Loop in Gods wegen. Het verband tussen de filosofie van het joodse geloof en de mensch.
Vroeger begon een jongen zijn bar mitswa speech met de woorden: “Vandaag ben ik een man.” Wat heeft het jodendom te zeggen over het volwassen zijn? Het antwoord kan worden samengevat met het Jiddische woord mensch, “een fatsoenlijk mens.”
Wat moeten we doen? Wat wordt er van ons gevraagd? Iets dat zowel eenvoudig als immens complex is – een mensch zijn, een zorgzame, ethische mens.
Maimonides (de grote middeleeuwse Joodse denker) geeft – aan het begin van zijn code, de Mishneh Torah – de belangrijkste richtlijn: ve-halakhta bi-drakhav, “je moet altijd in Gods wegen lopen“.
Zoals de rabbijnen zeiden: “Zoals God aardig is, zo moet je aardig zijn; zoals God barmhartig is, zo moet je barmhartig zijn; zoals God heilig is, zo moet je heilig zijn.”
Maimonides zegt: “Er zijn veel verschillende attributen.
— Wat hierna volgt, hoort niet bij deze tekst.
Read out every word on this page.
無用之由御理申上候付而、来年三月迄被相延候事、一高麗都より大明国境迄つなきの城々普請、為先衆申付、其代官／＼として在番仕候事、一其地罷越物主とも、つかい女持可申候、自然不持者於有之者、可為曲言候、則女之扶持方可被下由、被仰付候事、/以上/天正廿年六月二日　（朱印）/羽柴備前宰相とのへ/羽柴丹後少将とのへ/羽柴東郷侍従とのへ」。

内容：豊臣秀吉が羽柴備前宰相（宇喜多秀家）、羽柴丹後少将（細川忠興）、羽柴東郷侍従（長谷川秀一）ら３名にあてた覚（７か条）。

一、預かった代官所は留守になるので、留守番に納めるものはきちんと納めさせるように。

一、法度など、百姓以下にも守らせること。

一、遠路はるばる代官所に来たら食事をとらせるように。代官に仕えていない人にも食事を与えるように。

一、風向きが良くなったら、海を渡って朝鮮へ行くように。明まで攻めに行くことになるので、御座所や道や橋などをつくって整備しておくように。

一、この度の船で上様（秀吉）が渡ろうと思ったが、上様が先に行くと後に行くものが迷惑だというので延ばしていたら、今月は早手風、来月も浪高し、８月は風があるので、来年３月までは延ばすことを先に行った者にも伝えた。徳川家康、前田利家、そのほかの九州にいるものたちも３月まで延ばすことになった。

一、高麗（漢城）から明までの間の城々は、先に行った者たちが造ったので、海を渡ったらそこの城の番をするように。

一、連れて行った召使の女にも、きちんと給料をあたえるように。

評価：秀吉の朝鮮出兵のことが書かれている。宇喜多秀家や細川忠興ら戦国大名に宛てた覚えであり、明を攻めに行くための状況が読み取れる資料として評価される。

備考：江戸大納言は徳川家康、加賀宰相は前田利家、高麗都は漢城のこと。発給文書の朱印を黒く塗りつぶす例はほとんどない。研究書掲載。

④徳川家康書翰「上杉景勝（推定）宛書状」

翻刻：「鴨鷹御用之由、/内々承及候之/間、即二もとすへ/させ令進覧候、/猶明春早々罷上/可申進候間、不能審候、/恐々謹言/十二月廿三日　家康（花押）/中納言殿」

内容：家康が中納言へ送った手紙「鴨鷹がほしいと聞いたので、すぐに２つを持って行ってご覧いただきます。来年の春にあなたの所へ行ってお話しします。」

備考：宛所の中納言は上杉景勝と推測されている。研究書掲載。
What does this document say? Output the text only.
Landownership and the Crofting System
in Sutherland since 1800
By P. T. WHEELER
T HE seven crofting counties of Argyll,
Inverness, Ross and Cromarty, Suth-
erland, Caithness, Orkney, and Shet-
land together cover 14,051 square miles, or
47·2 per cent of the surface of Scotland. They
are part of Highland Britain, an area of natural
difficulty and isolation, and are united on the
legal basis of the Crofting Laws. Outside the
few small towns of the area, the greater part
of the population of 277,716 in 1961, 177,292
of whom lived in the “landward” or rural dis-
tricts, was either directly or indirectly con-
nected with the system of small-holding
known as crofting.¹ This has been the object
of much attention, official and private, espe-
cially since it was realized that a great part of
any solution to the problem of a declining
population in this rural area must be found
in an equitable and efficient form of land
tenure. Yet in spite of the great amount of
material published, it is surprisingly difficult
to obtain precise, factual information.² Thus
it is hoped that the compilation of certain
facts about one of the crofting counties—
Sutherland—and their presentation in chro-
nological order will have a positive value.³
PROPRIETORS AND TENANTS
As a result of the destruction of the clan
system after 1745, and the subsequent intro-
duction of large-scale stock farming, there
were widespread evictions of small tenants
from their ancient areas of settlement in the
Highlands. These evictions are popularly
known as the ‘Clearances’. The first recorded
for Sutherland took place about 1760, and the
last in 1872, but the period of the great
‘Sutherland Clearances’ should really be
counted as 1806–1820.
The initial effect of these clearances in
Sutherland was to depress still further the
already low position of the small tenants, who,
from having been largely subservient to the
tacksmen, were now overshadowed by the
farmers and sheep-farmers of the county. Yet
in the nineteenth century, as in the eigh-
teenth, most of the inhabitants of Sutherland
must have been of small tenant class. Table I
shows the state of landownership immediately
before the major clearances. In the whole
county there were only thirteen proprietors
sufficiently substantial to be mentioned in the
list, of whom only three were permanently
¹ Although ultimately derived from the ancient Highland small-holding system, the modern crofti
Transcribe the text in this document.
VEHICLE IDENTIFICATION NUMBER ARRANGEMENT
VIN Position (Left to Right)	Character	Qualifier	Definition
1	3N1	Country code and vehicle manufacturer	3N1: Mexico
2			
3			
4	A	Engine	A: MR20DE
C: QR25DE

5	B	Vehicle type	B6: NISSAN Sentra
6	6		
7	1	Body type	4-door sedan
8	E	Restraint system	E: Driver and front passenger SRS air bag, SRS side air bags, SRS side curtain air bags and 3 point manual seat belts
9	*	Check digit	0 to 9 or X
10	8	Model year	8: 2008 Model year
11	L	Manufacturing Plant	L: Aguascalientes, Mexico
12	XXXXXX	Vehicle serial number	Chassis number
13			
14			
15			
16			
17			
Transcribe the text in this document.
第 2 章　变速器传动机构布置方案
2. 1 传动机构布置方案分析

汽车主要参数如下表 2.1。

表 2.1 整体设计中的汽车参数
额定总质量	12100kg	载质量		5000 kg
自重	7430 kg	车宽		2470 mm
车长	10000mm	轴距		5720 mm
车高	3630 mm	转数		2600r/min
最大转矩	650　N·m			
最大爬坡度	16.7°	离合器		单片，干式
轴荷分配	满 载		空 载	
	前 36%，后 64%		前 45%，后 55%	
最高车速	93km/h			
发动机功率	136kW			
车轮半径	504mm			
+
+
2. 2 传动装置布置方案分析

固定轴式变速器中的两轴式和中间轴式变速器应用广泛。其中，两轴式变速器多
De ene persoon is temperamentvol en altijd boos, de andere is heel gelijkmatig en nooit boos, de ene is arrogant, de andere nederig, wellustig of zuiver, enz.”
Voor Maimonides is de juiste weg, Gods weg, die van de middenweg. We moeten “niet gemakkelijk boos zijn maar ook niet als een dode zijn die niet voelt“.
We moeten proberen een sober leven te leiden. “Begeer niet, behalve die dingen die je lichaam nodig heeft, zonder welke je niet zou kunnen leven. Raak niet geobsedeerd door je werk. Vergeet niet dat het basisdoel ervan is om de levensbehoeften veilig te stellen“. Hoe bereiken we deze middenweg, de weg van evenwicht? We moeten een afgemeten reactie steeds weer herhalen totdat het een deel van ons wordt.
Ziekte als onevenwichtigheid
Maimonides gebruikt het beeld van een ziek mens om uit te leggen waarom we niet allemaal zijn afgemeten pad volgen. Als we ziek zijn, worden onze zintuigen vervormd. We zien het bittere als zoet en het zoete als bitter. We willen dingen eten die niet goed voor ons zijn. Zo ook als zielen ziek zijn. Ze verlangen en houden van slechte ideeën, en verwerpen datgene wat gezond is, de goede weg. Het is gemakkelijk voor hen om door te gaan zoals ze hebben gedaan, ook al is dit slecht voor hen geweest.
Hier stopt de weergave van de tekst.